On a local level, though, your setup is more controllable. For one thing, it’s possible to go into the manure-generation business yourself, by raising enough livestock to generate the fertilizer you need for your crops. This is what Edmund Morris describes in his 1860’s classic, Ten Acres Enough, one of my favorite back-to-the-land books. (Go buy a copy.) Morris had a ten-acre farm near Philadelphia, where he grew high-grade fruits and berries. His expenses for manure were astronomical, so he started keeping cow-calf pairs over the winter. This operation only broke even when you considered just the cash, but was insanely profitable when you counted the value of the manure.

This can still be done today. Frankly, I’m amazed that anyone even considers going into the contract broiler-growing business without having enough acreage to use all the manure profitably, because it’s the only edge that’s available to you. But most people don’t, so manure is free, or at least cheap, near broiler-growing areas.

In our case, we do things the laziest possible way, and raise our chickens outdoors, where their manure is added to the soil with no intermediate steps. This increases the fertility of the pastures and keeps them lush and green through most of the year. Chickens can eat lush green plants but not mature, woody plants. A diet that includes lush green plants does wonders to the flavor and appearance of eggs and meat, so we’re getting direct value from the exercise, plus restoring the fertility of the land.

Quality is Something You Can Taste

I don’t know about you, but I’m tired of hearing people talking about chemicals when they think they’re talking about food. What’s the flavor of the month? Is it still Omega 3?

Egg hucksters always claim that their eggs are superior, at least with regard to the flavor of the month. People used to claim that brown eggs had more vitamins, then less cholesterol, and now more Omega 3. Those are pretty tall claims. (People don’t eat the shells anyway, so it doesn’t matter what color they are.)

The real test is a taste test.
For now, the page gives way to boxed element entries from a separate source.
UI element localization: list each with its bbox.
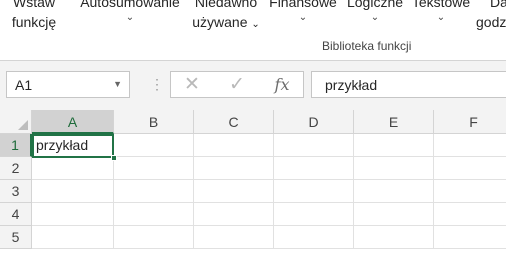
- cell-b2[interactable]: [114, 157, 194, 180]
- logical-label: Logiczne: [346, 0, 404, 10]
- cell-e4[interactable]: [354, 203, 434, 226]
- row-header-2[interactable]: 2: [0, 157, 32, 180]
- recently-used-label-1: Niedawno: [194, 0, 258, 10]
- cancel-icon[interactable]: ✕: [179, 74, 205, 96]
- cell-a5[interactable]: [32, 226, 114, 249]
- name-box-value: A1: [15, 77, 33, 93]
- cell-d3[interactable]: [274, 180, 354, 203]
- text-button[interactable]: Tekstowe ⌄: [410, 0, 472, 24]
- recently-used-button[interactable]: Niedawno używane ⌄: [186, 0, 266, 35]
- cell-b1[interactable]: [114, 134, 194, 157]
- cell-c1[interactable]: [194, 134, 274, 157]
- formula-value: przykład: [325, 77, 378, 93]
- cell-a3[interactable]: [32, 180, 114, 203]
- cell-f5[interactable]: [434, 226, 506, 249]
- cell-f4[interactable]: [434, 203, 506, 226]
- text-label: Tekstowe: [411, 0, 471, 10]
- cell-f2[interactable]: [434, 157, 506, 180]
- chevron-down-icon: ⌄: [298, 12, 308, 23]
- column-header-e[interactable]: E: [354, 110, 434, 134]
- select-all-button[interactable]: [0, 110, 32, 134]
- chevron-down-icon[interactable]: ▼: [113, 79, 122, 89]
- cell-e2[interactable]: [354, 157, 434, 180]
- cell-c3[interactable]: [194, 180, 274, 203]
- recently-used-label-2: używane: [192, 14, 248, 30]
- column-header-f[interactable]: F: [434, 110, 506, 134]
- formula-input[interactable]: przykład: [311, 71, 506, 98]
- cell-c5[interactable]: [194, 226, 274, 249]
- select-all-icon: [18, 120, 28, 130]
- cell-d5[interactable]: [274, 226, 354, 249]
- chevron-down-icon: ⌄: [370, 12, 380, 23]
- insert-function-icon[interactable]: fx: [269, 74, 295, 96]
- column-header-d[interactable]: D: [274, 110, 354, 134]
- chevron-down-icon: ⌄: [436, 12, 446, 23]
- row-header-5[interactable]: 5: [0, 226, 32, 249]
- autosum-button[interactable]: Autosumowanie ⌄: [74, 0, 186, 24]
- chevron-down-icon: ⌄: [125, 12, 135, 23]
- cell-f3[interactable]: [434, 180, 506, 203]
- insert-function-button[interactable]: Wstaw funkcję: [2, 0, 66, 32]
- cell-c4[interactable]: [194, 203, 274, 226]
- column-header-b[interactable]: B: [114, 110, 194, 134]
- cell-b4[interactable]: [114, 203, 194, 226]
- insert-function-label-2: funkcję: [11, 14, 57, 30]
- column-header-a[interactable]: A: [32, 110, 114, 134]
- chevron-down-icon: ⌄: [251, 19, 260, 30]
- date-time-label-2: godz: [476, 14, 506, 30]
- ribbon: Wstaw funkcję Autosumowanie ⌄ Niedawno u…: [0, 0, 506, 61]
- cell-d1[interactable]: [274, 134, 354, 157]
- fill-handle[interactable]: [111, 155, 117, 161]
- cell-b5[interactable]: [114, 226, 194, 249]
- enter-icon[interactable]: ✓: [224, 74, 250, 96]
- autosum-label: Autosumowanie: [80, 0, 180, 10]
- formula-bar-grip[interactable]: ⋮: [150, 76, 164, 93]
- cell-f1[interactable]: [434, 134, 506, 157]
- financial-label: Finansowe: [269, 0, 337, 10]
- cell-a2[interactable]: [32, 157, 114, 180]
- row-header-3[interactable]: 3: [0, 180, 32, 203]
- cell-d2[interactable]: [274, 157, 354, 180]
- row-header-4[interactable]: 4: [0, 203, 32, 226]
- cell-a1[interactable]: przykład: [32, 134, 114, 157]
- insert-function-label-1: Wstaw: [13, 0, 55, 10]
- financial-button[interactable]: Finansowe ⌄: [266, 0, 340, 24]
- cell-e1[interactable]: [354, 134, 434, 157]
- logical-button[interactable]: Logiczne ⌄: [340, 0, 410, 24]
- column-header-c[interactable]: C: [194, 110, 274, 134]
- row-header-1[interactable]: 1: [0, 134, 32, 157]
- date-time-label-1: Da: [490, 0, 506, 10]
- cell-e3[interactable]: [354, 180, 434, 203]
- cell-c2[interactable]: [194, 157, 274, 180]
- formula-buttons: ✕ ✓ fx: [170, 71, 304, 98]
- cell-b3[interactable]: [114, 180, 194, 203]
- cell-d4[interactable]: [274, 203, 354, 226]
- name-box[interactable]: A1 ▼: [6, 71, 130, 98]
- cell-a4[interactable]: [32, 203, 114, 226]
- group-label-function-library: Biblioteka funkcji: [322, 39, 412, 53]
- cell-e5[interactable]: [354, 226, 434, 249]
- date-time-button[interactable]: Da godz: [476, 0, 506, 32]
If an egg tastes better, it’s more nutritious. Seriously. The same is true for other products. What do you think your sense of taste is for?

This is also useful in dealing with feed. Taste your chicken feed from time to time, especially when you try a new brand. It should be bland but not unpleasant. If it tastes nasty, there’s something wrong with it. Feed your chickens something else. The feed industry has a lot of second-rate or spoiled ingredients flowing through it. You want to buy your feed from an outfit that won’t touch that stuff.

Your chickens and other livestock know this. You can starve them to the point where they’ll eat bad feed and then get sick or die, but if they have alternatives, this is very unusual. So if you see them turning up their noses (or beaks, as the case may be) at their dinner, pay attention.